Use GPU in docker container and Kubernetes/OpenShift

7 min readFeb 18, 2021

Using GPU on managed machine learning platform (e.g. Azure machine learning, Amazon Sagemaker, Google Cloud AI Platform) is easy, as lots of details are abstracted away from. For example, when you use their machine learning SDK, your machine learning code is usually packaged into a docker container with the supporting machine learning framework and executed on the platform, and usually you don’t need to build the container yourself, since the platform does this all for you. However, if you don’t have access to these platforms, but still want to leverage modern container approach in your machine learning development lifecycle, you need to know a bit more how code from within a container can leverage the GPU installed on the host machine.

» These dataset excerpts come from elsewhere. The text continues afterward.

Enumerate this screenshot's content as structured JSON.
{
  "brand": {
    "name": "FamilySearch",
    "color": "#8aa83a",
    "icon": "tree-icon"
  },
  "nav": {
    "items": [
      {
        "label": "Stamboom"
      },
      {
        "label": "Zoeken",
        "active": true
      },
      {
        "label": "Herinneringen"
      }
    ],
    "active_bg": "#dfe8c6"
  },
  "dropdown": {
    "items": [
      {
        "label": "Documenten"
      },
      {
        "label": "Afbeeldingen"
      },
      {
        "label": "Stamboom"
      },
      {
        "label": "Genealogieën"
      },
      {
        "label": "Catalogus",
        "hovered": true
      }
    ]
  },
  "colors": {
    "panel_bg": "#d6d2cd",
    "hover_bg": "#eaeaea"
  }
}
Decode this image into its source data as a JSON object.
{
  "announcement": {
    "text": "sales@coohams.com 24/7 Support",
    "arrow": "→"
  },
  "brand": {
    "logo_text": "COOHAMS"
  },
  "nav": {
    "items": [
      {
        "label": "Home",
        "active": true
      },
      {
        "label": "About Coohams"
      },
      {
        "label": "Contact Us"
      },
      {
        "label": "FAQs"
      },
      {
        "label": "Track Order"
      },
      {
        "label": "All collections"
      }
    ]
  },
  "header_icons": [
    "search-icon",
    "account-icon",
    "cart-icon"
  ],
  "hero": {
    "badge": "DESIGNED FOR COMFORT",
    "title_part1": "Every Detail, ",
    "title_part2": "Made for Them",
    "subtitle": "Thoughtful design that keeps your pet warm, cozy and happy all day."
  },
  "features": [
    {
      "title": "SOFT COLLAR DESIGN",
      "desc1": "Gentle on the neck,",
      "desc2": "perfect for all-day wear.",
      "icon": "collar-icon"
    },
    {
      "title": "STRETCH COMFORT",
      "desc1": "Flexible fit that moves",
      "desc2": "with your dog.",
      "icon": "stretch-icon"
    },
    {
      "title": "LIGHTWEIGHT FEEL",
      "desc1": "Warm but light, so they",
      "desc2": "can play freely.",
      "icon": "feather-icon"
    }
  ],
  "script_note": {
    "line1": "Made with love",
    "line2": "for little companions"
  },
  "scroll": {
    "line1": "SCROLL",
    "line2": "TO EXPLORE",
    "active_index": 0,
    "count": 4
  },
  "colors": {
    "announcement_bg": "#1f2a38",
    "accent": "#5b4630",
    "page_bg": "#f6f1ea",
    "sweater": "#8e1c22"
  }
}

NVIDIA AI GPUs and CUDA are the most popular in this domain, so we will focus on them now. The following article actually explains the process on docker very well. Before continuing, read the article first. Below I add my understanding as a complement to help you understand better.

How to Properly Use the GPU within a Docker Container

In this post, we walk through the steps required to access your machine’s GPU within a Docker container.

towardsdatascience.com

Run on docker

You don’t need to install NVIDIA CUDA driver in docker image. GPU is a specific hardware, and usually you need to install the driver for it (like printer driver). You can do it (it is called brute force approach in above article). However, the challenges are that there are lots of different GPU, installing a specific GPU driver means the docker image is bound to the GPU the driver is targeted for, which increases management burden and defeats the purpose of portability. In addition, when I want to build a NVIDIA CUDA myself on a server without GPU, it simply fails. From the following image, CUDA driver is installed on host OS, while docker image only contains CUDA toolkit. This keeps docker image CUDA-driver agnostic, making it more portable and stable.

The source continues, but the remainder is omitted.